What’s more, combining hand hygiene data with insights on staff positioning, RTLS can identify and notify staff if they have been exposed to diseases such as influenza based on their recorded interactions with patients, potentially saving lives in the process.
Share resources across locations
A major challenge in hospitals is having enough equipment for specialist care as and when emergencies arise. We’ve seen this recently with the Covid-19 pandemic, with hospitals needing to borrow PPE and ventilators to accommodate the increasing number of patients. Using RTLS technology, hospitals can view stock levels of assets and equipment at facilities in close vicinity and their subsequent locations. Collaborating with neighboring hospitals in this way means staff don’t need to order more equipment but instead can loan from hospitals nearby – and quickly.
Time is of the essence with medical emergencies. In an emergency situation, location-based services can help track assets and immediately find the needed equipment, such as the closest defibrillator. Instead of having to search for objects or equipment manually, staff can glance at a screen and instantly know where everything is, which can make a difference in a life and death situation. In addition, with the technology being able to show staff whereabouts, RLTS can be integrated into pagers and alert the closest doctor or specialist to the patient in an emergency situation.
Hospitals are settings where assets are always on the move and can get lost in the process. Placing RTLS tags on equipment means healthcare workers can keep track of where everything is in real-time. This removes unnecessary replacement expenses if something gets lost, an improvement that can positively impact a hospital’s finances.
Another benefit of RTLS is monitoring the expiry date of medicines, particularly those with short shelf life or those that need to be stored at a certain temperature. Monitoring the status of the equipment frees up staff time, saving the facility time and money in the long run.
RTLS can also help hospitals and healthcare facilities increase their security and safety of patients and staff. Hospitals house vulnerable patients, as well as patients in physical or mental distress and volatile or intoxicated patients. By providing these patients with tags that trigger alerts if these patients start wandering around and go outside allowed areas - or even when they fall - healthcare workers can immediately help and address the situation at hand.

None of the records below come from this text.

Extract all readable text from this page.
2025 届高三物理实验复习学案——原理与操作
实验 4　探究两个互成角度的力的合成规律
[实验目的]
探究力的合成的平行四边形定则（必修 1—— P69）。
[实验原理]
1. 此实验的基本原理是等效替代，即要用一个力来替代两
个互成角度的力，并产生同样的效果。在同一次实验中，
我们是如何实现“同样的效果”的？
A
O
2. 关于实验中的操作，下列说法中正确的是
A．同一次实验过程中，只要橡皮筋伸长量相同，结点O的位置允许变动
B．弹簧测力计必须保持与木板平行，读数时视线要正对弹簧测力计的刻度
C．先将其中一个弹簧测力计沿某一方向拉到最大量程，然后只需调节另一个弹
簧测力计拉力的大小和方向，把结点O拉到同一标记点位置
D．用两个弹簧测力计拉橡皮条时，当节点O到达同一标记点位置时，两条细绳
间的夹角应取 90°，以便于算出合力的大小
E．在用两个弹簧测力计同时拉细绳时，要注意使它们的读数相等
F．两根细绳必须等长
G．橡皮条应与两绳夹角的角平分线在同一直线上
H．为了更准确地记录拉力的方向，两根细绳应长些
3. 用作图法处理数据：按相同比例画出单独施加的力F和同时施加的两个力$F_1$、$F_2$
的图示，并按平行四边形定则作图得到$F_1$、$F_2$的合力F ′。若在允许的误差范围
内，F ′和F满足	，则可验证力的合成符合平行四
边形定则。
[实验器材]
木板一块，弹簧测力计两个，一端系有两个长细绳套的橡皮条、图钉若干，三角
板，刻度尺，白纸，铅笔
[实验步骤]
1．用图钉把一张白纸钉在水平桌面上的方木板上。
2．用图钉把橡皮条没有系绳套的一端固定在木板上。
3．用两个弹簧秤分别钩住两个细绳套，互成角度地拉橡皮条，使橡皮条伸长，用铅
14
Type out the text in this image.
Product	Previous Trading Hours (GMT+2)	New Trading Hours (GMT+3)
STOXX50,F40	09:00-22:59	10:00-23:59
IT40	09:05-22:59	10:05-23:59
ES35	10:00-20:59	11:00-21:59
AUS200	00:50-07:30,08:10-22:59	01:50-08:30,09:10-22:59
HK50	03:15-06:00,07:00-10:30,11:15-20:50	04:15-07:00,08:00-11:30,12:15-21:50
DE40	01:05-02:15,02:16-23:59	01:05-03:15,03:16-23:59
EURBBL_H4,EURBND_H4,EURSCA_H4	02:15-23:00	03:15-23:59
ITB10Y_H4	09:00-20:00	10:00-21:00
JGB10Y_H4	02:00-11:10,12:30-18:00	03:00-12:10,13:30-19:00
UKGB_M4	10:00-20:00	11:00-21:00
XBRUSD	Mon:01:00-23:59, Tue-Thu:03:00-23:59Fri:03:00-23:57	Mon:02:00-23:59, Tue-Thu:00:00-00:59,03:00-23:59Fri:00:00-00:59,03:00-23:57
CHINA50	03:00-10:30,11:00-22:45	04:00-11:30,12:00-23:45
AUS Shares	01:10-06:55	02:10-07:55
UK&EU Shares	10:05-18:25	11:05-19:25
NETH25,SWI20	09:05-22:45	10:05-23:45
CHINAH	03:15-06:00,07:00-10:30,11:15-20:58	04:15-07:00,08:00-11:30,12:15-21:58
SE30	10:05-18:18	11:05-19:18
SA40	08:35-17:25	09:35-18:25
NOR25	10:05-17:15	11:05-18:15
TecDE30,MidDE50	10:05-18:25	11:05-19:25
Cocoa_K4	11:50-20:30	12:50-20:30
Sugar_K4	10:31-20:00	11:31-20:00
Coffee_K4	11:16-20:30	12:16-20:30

Another use case for enhancing security is via access control, making sure those without authorization cannot access areas they should not. This can be extremely successful for areas where medications are kept or limiting areas with surgical equipment for doctors and nurses only.
As we emerge from the pandemic, hospital facilities need to invest in technology that can withstand future crises. Hospitals using RTLS and LBS can significantly improve patient care, as well as increase efficiency of processes, saving them time and money in the long run.